15/01/2018 – 07h20 Langourla (Breizh-info.com) –  Une cinquantaine de personnes se sont réunies samedi matin aux aurores, à Langourla, commune du Mené, dans les Côtes d’Armor.

Il s’agissait d’une réunion avec l’ancien maire de la commune et quelques conseillers municipaux, réunion improvisée suite à la contestation qui a grandi par l’annonce de l’arrivée potentielle de migrants dans la commune, dans l’ancienne maison de retraite qui pourrait être transformée en CADA.

Durant une heure et demie, au cours d’un débat tendu mais courtois, le maire a répondu aux questions des administrés (et des extérieurs venus les soutenir, avec notamment la présence de Ronan Le Gall, porte-parole d’Adsav, mais aussi du responsable local du FNJ (Front national de la Jeunesse), Antoine Kieffer.

Durant les débats, on notera notamment la prise de parole de cette femme, d’origine polonaise, rappelant au maire que ses origines (ce dernier a évoqué la dizaine de nationalités différentes vivant dans la commune) polonaises n’étaient pas comparables, car européennes, à celles des africains ou des afghans potentiellement accueillis dans quelques mois.

Les deux parties se sont quittées sans qu’aucune décision quant à l’avenir du centre n’ait été prise, M. Ulmer nous confiant en fin de réunion son hostilité au référendum réclamé par les opposants, pour que la démocratie locale s’exprime.

Une pétition en ce sens commence d’ailleurs à tourner dans la commune : la récolte de l’assentiment d’une large partie des administrés en faveur d’un référendum pourrait obliger le maire à au moins proposer une consultation sur la question – avant d’envisager une rencontre entre les habitants et l’Amisep, organisme qui gère humainement et financièrement la répartition de l’immigration, sur fonds publics.

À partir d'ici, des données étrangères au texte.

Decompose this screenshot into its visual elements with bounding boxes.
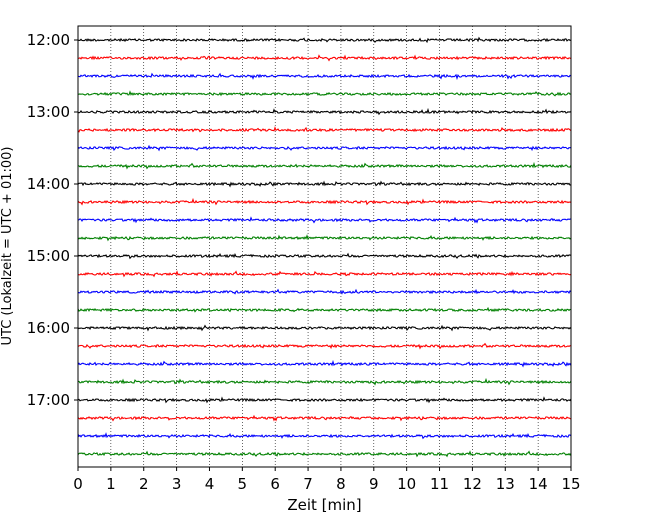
x-tick-label: 5 (238, 475, 248, 493)
trace-line (77, 90, 572, 97)
y-tick-label: 13:00 (27, 103, 70, 121)
x-tick-label: 1 (106, 475, 116, 493)
x-tick-label: 6 (270, 475, 280, 493)
trace-line (77, 324, 572, 332)
trace-line (77, 377, 572, 386)
x-tick-label: 12 (463, 475, 482, 493)
y-tick-label: 16:00 (27, 319, 70, 337)
trace-line (77, 72, 572, 81)
y-axis: 12:00 13:00 14:00 15:00 16:00 17:00 (27, 31, 78, 409)
x-tick-label: 14 (529, 475, 548, 493)
grid-lines (110, 26, 539, 467)
trace-line (77, 180, 572, 188)
trace-line (77, 216, 571, 224)
trace-line (77, 450, 572, 458)
trace-line (77, 288, 572, 295)
y-tick-label: 15:00 (27, 247, 70, 265)
x-tick-label: 13 (496, 475, 515, 493)
trace-line (77, 252, 572, 260)
trace-line (77, 54, 572, 62)
y-tick-label: 17:00 (27, 391, 70, 409)
trace-line (77, 432, 572, 440)
trace-line (77, 270, 572, 278)
plot-frame (77, 25, 572, 468)
x-tick-label: 10 (397, 475, 416, 493)
trace-line (77, 144, 572, 152)
y-tick-label: 14:00 (27, 175, 70, 193)
trace-line (77, 126, 572, 133)
trace-line (77, 234, 572, 242)
x-tick-label: 3 (172, 475, 182, 493)
trace-line (77, 36, 572, 44)
y-axis-label: UTC (Lokalzeit = UTC + 01:00) (0, 147, 15, 346)
x-tick-label: 0 (73, 475, 83, 493)
x-tick-label: 2 (139, 475, 149, 493)
x-tick-label: 15 (561, 475, 580, 493)
x-axis-label: Zeit [min] (287, 496, 361, 514)
trace-line (77, 107, 572, 116)
y-tick-label: 12:00 (27, 31, 70, 49)
x-tick-label: 8 (336, 475, 346, 493)
trace-line (77, 342, 572, 350)
trace-line (77, 161, 572, 170)
trace-group (77, 36, 572, 458)
trace-line (77, 197, 572, 206)
x-tick-label: 11 (430, 475, 449, 493)
trace-line (77, 359, 572, 368)
x-axis: 0 1 2 3 4 5 6 7 8 9 10 11 12 13 14 15 (73, 467, 581, 493)
x-tick-label: 9 (369, 475, 379, 493)
trace-line (77, 414, 572, 422)
trace-line (77, 306, 572, 313)
x-tick-label: 7 (303, 475, 313, 493)
trace-line (77, 396, 572, 404)
x-tick-label: 4 (205, 475, 215, 493)
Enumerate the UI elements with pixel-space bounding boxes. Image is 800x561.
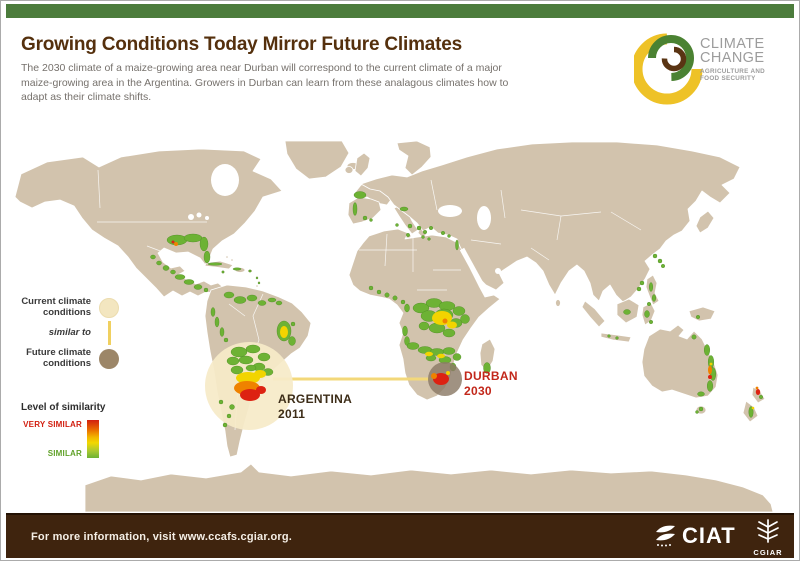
very-similar-label: VERY SIMILAR <box>23 420 82 429</box>
cgiar-logo: CGIAR <box>748 518 788 557</box>
ccafs-line2: CHANGE <box>700 50 765 66</box>
ccafs-logo-text: CLIMATE CHANGE AGRICULTURE AND FOOD SECU… <box>700 37 765 82</box>
footer-info-text: For more information, visit www.ccafs.cg… <box>31 531 293 543</box>
future-conditions-swatch-icon <box>99 348 119 369</box>
current-conditions-label: Current climate conditions <box>21 296 91 318</box>
header-green-bar <box>6 4 794 18</box>
world-map <box>14 140 774 512</box>
similarity-legend: Level of similarity VERY SIMILAR SIMILAR <box>21 402 131 458</box>
ccafs-line3: AGRICULTURE AND <box>700 68 766 75</box>
durban-label: DURBAN <box>464 369 518 383</box>
argentina-label: ARGENTINA <box>278 392 353 406</box>
footer-bar: For more information, visit www.ccafs.cg… <box>6 513 794 558</box>
future-conditions-label: Future climate conditions <box>26 347 91 369</box>
current-conditions-swatch-icon <box>99 297 119 318</box>
similar-to-line-icon <box>107 321 111 345</box>
ccafs-logo: CLIMATE CHANGE AGRICULTURE AND FOOD SECU… <box>634 25 794 120</box>
ccafs-emblem-icon <box>634 33 703 105</box>
argentina-year: 2011 <box>278 407 306 421</box>
page-title: Growing Conditions Today Mirror Future C… <box>21 34 462 55</box>
similarity-gradient-bar <box>87 420 99 458</box>
ciat-logo: CIAT <box>654 523 736 549</box>
cgiar-wheat-icon <box>757 519 779 543</box>
ccafs-line1: CLIMATE <box>700 36 765 52</box>
page-subtitle: The 2030 climate of a maize-growing area… <box>21 62 509 103</box>
ciat-leaf-icon <box>656 525 675 547</box>
ccafs-line4: FOOD SECURITY <box>700 75 756 82</box>
similar-to-label: similar to <box>48 326 91 338</box>
durban-year: 2030 <box>464 384 492 398</box>
cgiar-wordmark: CGIAR <box>753 548 783 557</box>
similarity-legend-title: Level of similarity <box>21 402 106 413</box>
similar-label: SIMILAR <box>47 449 82 458</box>
climate-conditions-legend: Current climate conditions similar to Fu… <box>17 296 135 372</box>
ciat-wordmark: CIAT <box>682 523 736 548</box>
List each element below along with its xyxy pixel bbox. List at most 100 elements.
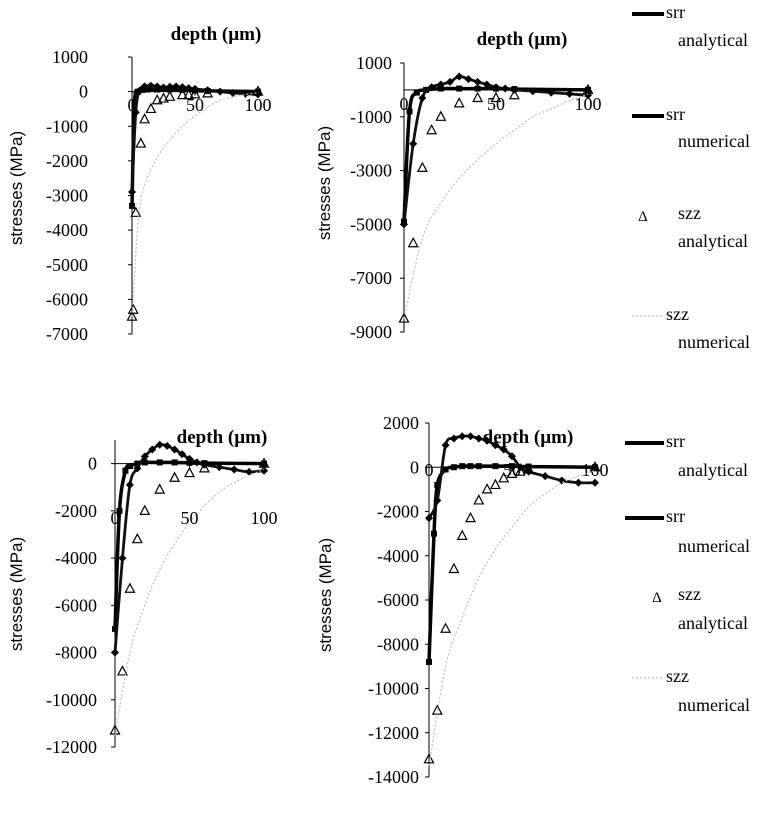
point-srr-numerical — [508, 452, 516, 461]
legend-label-srr-analytical-1: srr — [666, 2, 685, 22]
point-szz-analytical — [472, 91, 484, 103]
legend-marker-szz-analytical: Δ — [652, 590, 662, 606]
chart-panel-2: 1000 -1000 -3000 -5000 -7000 -9000 0 50 100 depth… — [315, 29, 602, 342]
point-srr-analytical — [492, 463, 499, 470]
point-srr-numerical — [482, 80, 491, 89]
point-srr-numerical — [260, 466, 268, 475]
point-szz-analytical — [473, 494, 485, 505]
point-srr-analytical — [467, 463, 474, 470]
y-tick-label: -14000 — [368, 767, 419, 787]
point-srr-analytical — [156, 459, 163, 466]
point-srr-numerical — [178, 450, 187, 459]
y-tick-label: -10000 — [46, 690, 97, 710]
point-srr-numerical — [135, 86, 144, 95]
y-axis-label: stresses (MPa) — [315, 126, 334, 240]
point-szz-analytical — [116, 665, 128, 676]
point-srr-numerical — [409, 139, 418, 148]
point-srr-numerical — [230, 465, 239, 474]
point-srr-analytical — [171, 459, 178, 466]
point-srr-numerical — [184, 84, 193, 93]
point-srr-analytical — [475, 463, 482, 470]
point-srr-numerical — [455, 72, 464, 81]
point-srr-numerical — [172, 82, 181, 91]
x-tick-label: 100 — [575, 94, 602, 114]
y-tick-label: 0 — [79, 82, 88, 102]
y-tick-label: -6000 — [55, 595, 97, 615]
series-szz-numerical-line — [403, 93, 589, 319]
point-szz-analytical — [456, 529, 468, 540]
point-srr-analytical — [450, 464, 457, 471]
point-szz-analytical — [514, 465, 526, 476]
point-srr-numerical — [449, 434, 458, 443]
point-srr-numerical — [501, 84, 510, 93]
point-srr-analytical — [509, 463, 515, 470]
y-axis-label: stresses (MPa) — [7, 131, 26, 245]
legend-label-srr-numerical-2: numerical — [678, 536, 750, 556]
point-szz-analytical — [258, 457, 270, 468]
point-srr-numerical — [155, 440, 164, 449]
legend-label-srr-numerical-1: srr — [666, 104, 685, 124]
point-szz-analytical — [252, 85, 264, 96]
y-tick-label: 2000 — [383, 413, 419, 433]
legend-item-szz-analytical: Δ szz analytical — [638, 203, 748, 251]
x-tick-label: 100 — [251, 508, 278, 528]
point-szz-analytical — [448, 562, 460, 574]
point-srr-analytical — [406, 108, 413, 115]
point-szz-analytical — [184, 466, 195, 478]
point-srr-numerical — [474, 434, 483, 443]
y-axis-label: stresses (MPa) — [7, 537, 26, 651]
legend-label-szz-analytical-1: szz — [678, 203, 701, 223]
point-srr-numerical — [128, 188, 136, 197]
legend-label-szz-analytical-2: analytical — [678, 613, 748, 633]
point-szz-analytical — [183, 88, 195, 100]
point-srr-analytical — [131, 99, 138, 106]
point-srr-numerical — [464, 75, 473, 84]
point-szz-analytical — [453, 97, 465, 108]
point-szz-analytical — [523, 463, 535, 474]
charts-layer: 10000-1000-2000-3000-4000-5000-6000-7000… — [7, 24, 609, 787]
y-tick-label: -7000 — [46, 324, 88, 344]
y-tick-label: -5000 — [350, 214, 392, 234]
point-srr-numerical — [216, 87, 225, 96]
point-srr-analytical — [434, 481, 441, 488]
chart-panel-1: 1000 0 -1000 -2000 -3000 -4000 -5000 -6000 -7000… — [7, 24, 272, 344]
point-szz-analytical — [481, 483, 493, 494]
legend-label-srr-analytical-1: srr — [666, 431, 685, 451]
point-szz-analytical — [398, 312, 410, 323]
point-srr-analytical — [592, 464, 598, 471]
point-srr-analytical — [426, 658, 432, 665]
point-srr-numerical — [400, 220, 408, 229]
chart-panel-3: 0 -2000 -4000 -6000 -8000 -10000 -12000 0 50 100 d… — [7, 427, 278, 757]
legend-item-srr-numerical: srr numerical — [625, 506, 750, 556]
point-srr-numerical — [228, 89, 237, 98]
y-tick-label: -2000 — [55, 501, 97, 521]
point-szz-analytical — [465, 511, 476, 523]
point-srr-numerical — [466, 432, 475, 441]
point-srr-analytical — [122, 467, 129, 474]
point-srr-numerical — [591, 478, 599, 487]
point-szz-analytical — [426, 123, 438, 135]
legend-label-szz-numerical-1: szz — [666, 666, 689, 686]
point-szz-analytical — [126, 310, 138, 321]
legend-label-szz-analytical-2: analytical — [678, 231, 748, 251]
point-srr-analytical — [186, 459, 193, 466]
legend-top: srr analytical srr numerical Δ szz analy… — [632, 2, 750, 352]
point-srr-numerical — [492, 83, 500, 92]
y-tick-label: -1000 — [350, 107, 392, 127]
y-tick-label: -4000 — [46, 220, 88, 240]
y-tick-label: -5000 — [46, 255, 88, 275]
legend-label-szz-numerical-2: numerical — [678, 332, 750, 352]
legend-item-srr-analytical: srr analytical — [625, 431, 748, 480]
y-tick-label: 1000 — [356, 53, 392, 73]
point-szz-analytical — [131, 532, 143, 544]
point-srr-numerical — [125, 480, 134, 489]
point-srr-analytical — [126, 462, 133, 469]
point-szz-analytical — [435, 110, 447, 121]
point-szz-analytical — [130, 206, 142, 217]
point-srr-analytical — [129, 202, 135, 209]
point-srr-analytical — [585, 86, 591, 93]
point-szz-analytical — [489, 478, 501, 490]
x-tick-label: 0 — [425, 460, 434, 480]
point-szz-analytical — [508, 88, 520, 100]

Nous vous proposons ci-dessous l’intégralité des débats, que nous avons diffusés en live sur les réseaux sociaux :

Désormais, la balle de l’apaisement est dans le camp de l’ancien maire et de son conseil communal.  « Nous voulons simplement vivre en paix, et préserver la commune et son harmonie » expliquera une des opposantes, déterminée à vouloir s’opposer « jusqu’au bout » à ce centre de migrants, et à faire d’autres propositions au conseil communal pour amortir l’achat de cette ancienne maison de retraite.